Huzhangqingmaiyin protected vascular endothelial cells against cerebral small vessel disease through inhibiting inflammation.

ETHNOPHARMACOLOGICAL RELEVANCE

Huzhangqingmaiyin (HZQMY) is a Chinese medicine formula used to treat small vessel disease, but the mechanism is unclear.

AIM OF THE STUDY

This study aimed to reveal the protective effects of HZQMY on human brain microvascular endothelial cells (HBMECs) and explore the potential targets and mechanistic pathways using network pharmacology on treating cerebral small vessel disease (CSVD).

MATERIALS AND METHODS

HBMECs were cultured in vitro and an endothelial cell injury model was constructed by hypoxia for 12 h followed by reoxygenation for 8 h (H/R). Cell viability was measured by CCK-8 assay, migration ability of cells was detected by scratch assay, angiogenesis ability of endothelial cells was detected by tubulogenesis assay.

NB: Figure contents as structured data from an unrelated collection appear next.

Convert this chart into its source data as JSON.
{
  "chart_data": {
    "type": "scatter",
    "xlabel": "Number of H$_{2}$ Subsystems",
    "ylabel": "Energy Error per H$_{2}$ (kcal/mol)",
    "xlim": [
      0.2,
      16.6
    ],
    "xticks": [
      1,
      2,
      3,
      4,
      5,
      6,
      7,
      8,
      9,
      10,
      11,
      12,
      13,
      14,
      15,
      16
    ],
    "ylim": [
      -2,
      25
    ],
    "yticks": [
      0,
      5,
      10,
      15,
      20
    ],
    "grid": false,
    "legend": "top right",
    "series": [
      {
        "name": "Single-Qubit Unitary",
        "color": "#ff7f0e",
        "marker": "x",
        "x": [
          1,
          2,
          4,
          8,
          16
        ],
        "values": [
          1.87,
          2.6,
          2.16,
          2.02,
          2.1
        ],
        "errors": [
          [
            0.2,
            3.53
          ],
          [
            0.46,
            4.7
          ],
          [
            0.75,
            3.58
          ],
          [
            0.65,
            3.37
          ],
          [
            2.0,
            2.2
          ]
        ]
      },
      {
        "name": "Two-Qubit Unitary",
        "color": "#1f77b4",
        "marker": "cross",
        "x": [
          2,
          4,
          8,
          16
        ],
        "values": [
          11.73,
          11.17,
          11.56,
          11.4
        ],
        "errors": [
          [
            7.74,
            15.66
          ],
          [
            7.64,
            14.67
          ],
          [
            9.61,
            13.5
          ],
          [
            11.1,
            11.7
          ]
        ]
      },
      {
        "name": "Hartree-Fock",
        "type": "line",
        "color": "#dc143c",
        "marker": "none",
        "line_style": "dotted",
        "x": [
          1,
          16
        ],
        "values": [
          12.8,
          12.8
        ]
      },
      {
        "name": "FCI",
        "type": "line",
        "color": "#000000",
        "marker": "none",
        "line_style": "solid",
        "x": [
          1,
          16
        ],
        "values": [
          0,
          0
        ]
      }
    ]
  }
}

Meanwhile, JC-1 staining was employed to determine the alteration of mitochondrial membrane potential, and finally, cell apoptosis was assessed by flow cytometry. To further explore the mechanism of action of HZQMY, the target proteins of a candidate active compound was first collected from the traditional Chinese medicine systems pharmacology database with analytical platform and Swiss target prediction database (www.swisstargetprediction.ch) by HPLC/MS determination of its main active components. CSVD associated targets were retrieved from four disease associated targets databases, OMIM, DisGenNET, GeneCards and GeneCLip, respectively. Using the website String, the genes overlapped between HZQMY and CSVD were imported into the database, PPI network plots were drawn using Cytoscape software. GO and KEGG analyses were performed to explore the possible pathways and targets of HZQMY. Its most probable targets were further explored with molecular docking and verified.

RESULTS

HZQMY at 0.5-2 μg/mL concentration range could promote cell proliferation, cell migration, angiogenesis, reduce mitochondrial membrane potential damage as well as inhibit apoptosis. Besides that, 29 active compounds were detected from HZQMY, including key components such as quercetin, polydatin, kaempferol, isorhamnetin and resveratrol. Core targets that might include IL-1β、ICAM-1、VCAM-1 and VEGF and so on.

CONCLUSIONS

HZQMY could regulate the levels of key targets such as IL-1β、ICAM-1、VCAM-1 and VEGF, so as to achieve the purpose of treating CSVD.